Боксер позвал свою жену и представил ее новому знакомому, как женщину выдающихся душевных качеств и утонченного воспитания. Молодой человек по всем признакам сразу узнал в ней обычный тип престарелой, захолустной учительницы танцев; но это не помешало ему обойтись с ней со всей почтительностью, на какую был способен, и этим возбудить в ней сочувствие похвалам, которыми осыпал его муж этой дамы. Юноша рассказал ей, как, бежав из школы, он попал в Ливерпуль, как бродил долго по гавани и как наконец ему удалось незамеченным пробраться на океанский пароход, отплывавший в Австралию. Как долго он страдал от голода и жажды, прежде чем решился обнаружить себя; как, несмотря на то, что он не умалчивал о своем бегстве, к нему стали хорошо относиться на корабле, лишь только он выказал охоту работать. И в доказательство того, что эта охота не покинула его и теперь, а также для того, чтобы показать свое умение моряка, он предложил госпоже Скин тотчас же, по морскому способу, вымыть пол ее квартиры. Это предложение окончательно убедило Скинов, слушавших без особого доверия его повествование, в порядочности и трудолюбии юноши, и тут же было решено, что он с сегодняшнего дня поселится у них, станет получать стол, квартиру и пять шиллингов карманных денег в неделю, за что будет исполнять обязанности слуги, заведующего хозяйством школы, писца и ученика мистера Скина, экс-чемпиона Англии и Колоний.

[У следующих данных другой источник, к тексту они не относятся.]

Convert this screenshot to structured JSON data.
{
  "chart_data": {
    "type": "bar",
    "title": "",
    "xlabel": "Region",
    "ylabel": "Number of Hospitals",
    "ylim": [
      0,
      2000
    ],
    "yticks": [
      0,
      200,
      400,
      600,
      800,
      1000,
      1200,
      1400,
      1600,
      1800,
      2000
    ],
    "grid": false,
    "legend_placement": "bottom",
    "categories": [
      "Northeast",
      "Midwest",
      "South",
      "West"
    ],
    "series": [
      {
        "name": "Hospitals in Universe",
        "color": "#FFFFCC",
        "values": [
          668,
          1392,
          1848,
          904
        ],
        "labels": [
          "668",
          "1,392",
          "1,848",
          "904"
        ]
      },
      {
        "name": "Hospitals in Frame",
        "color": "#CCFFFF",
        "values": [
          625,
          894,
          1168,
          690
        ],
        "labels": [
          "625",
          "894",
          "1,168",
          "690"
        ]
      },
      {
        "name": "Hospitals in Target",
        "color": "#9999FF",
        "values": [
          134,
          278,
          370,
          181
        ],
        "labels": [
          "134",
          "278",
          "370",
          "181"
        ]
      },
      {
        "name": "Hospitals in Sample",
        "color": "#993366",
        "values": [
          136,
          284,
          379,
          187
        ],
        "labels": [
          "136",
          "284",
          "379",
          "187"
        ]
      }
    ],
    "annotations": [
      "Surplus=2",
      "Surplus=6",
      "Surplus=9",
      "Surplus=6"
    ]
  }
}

Вскоре юноша убедился, что эти обязанности были не из легких. Школа была открыта с девяти утра до одиннадцати вечера, и любители спорта, посещавшие в это время школу, не только бесцеремонно давали ему всевозможные приказания, но также, чтобы разнообразить свои упражнения с неизменно непобедимым для них Скином, заставляли его вступать с ними в бой, причем беззастенчиво бросали его то вперед, то назад, перебрасывали через голову и проделывали над ним, как если бы он был неодушевленный предмет, все штуки, которые не удавались им по отношению к Скину. Маэстро ограничивался добродушным смехом, слишком занятый для того, чтобы исполнить данное обещание научить юношу искусству самообороны. Последнему предоставлено было самому извлекать посильную пользу из уроков, которые при нем ежедневно давались другим, и к концу месяца он стал уже так отделывать мельбурнских любителей бокса, что Скин был вынужден заметить ему:
- Вы стали не в меру бойки; с джентльменами следует обращаться более деликатно, предоставляя им иногда радости победы.
Кроме этих физических упражнений в его обязанности входило ведение приходно-расходных книг, как по школе мистера Скина, так и по хозяйству госпожи Скин. Это было самой трудной из его обязанностей, так как он все еще писал крупным детским почерком, что сильно замедляло его работу. Когда же он стал помогать своему патрону в преподавании, счета пришли в беспорядок, и госпоже Скин пришлось по-прежнему заняться ими, к большому удовольствию ее супруга, который усмотрел в этом доказательство превосходства ее ума над окружающими. Вскоре наняли китайца для черных работ, а "новичок", как его стали звать, был произведен в помощники Скина по преподаванию и стал уважаемым лицом в школе.
Уже истекли девять месяцев его жизни у Скинов, во время которых восемнадцатилетний юноша развился в умелого боксера с крепкой рукой и верным глазом.
Был вечер. В школе оставались только Нед Скин, который, сняв сюртук, сидел на покое, дымя из своей трубки, и его молодой ученик, кончавший в комнате в верхнем этаже свой туалет, собираясь в театр. Спустившись вниз, юноша столкнулся со своим патроном.
- Прекрасно, сэр, - насмешливо заметил Скин, - вы очаровательно нарядились. Боже, даже перчатки! Но ведь они слишком малы для вас. Не вздумайте вступать в них с кем-нибудь в драку, иначе вывихнете себе кисти рук.
- Не опасайтесь за меня, я не дерусь с первым встречным, - ответил тот, смотря на часы. Убедившись, что еще рано, он сел за стол против Скина.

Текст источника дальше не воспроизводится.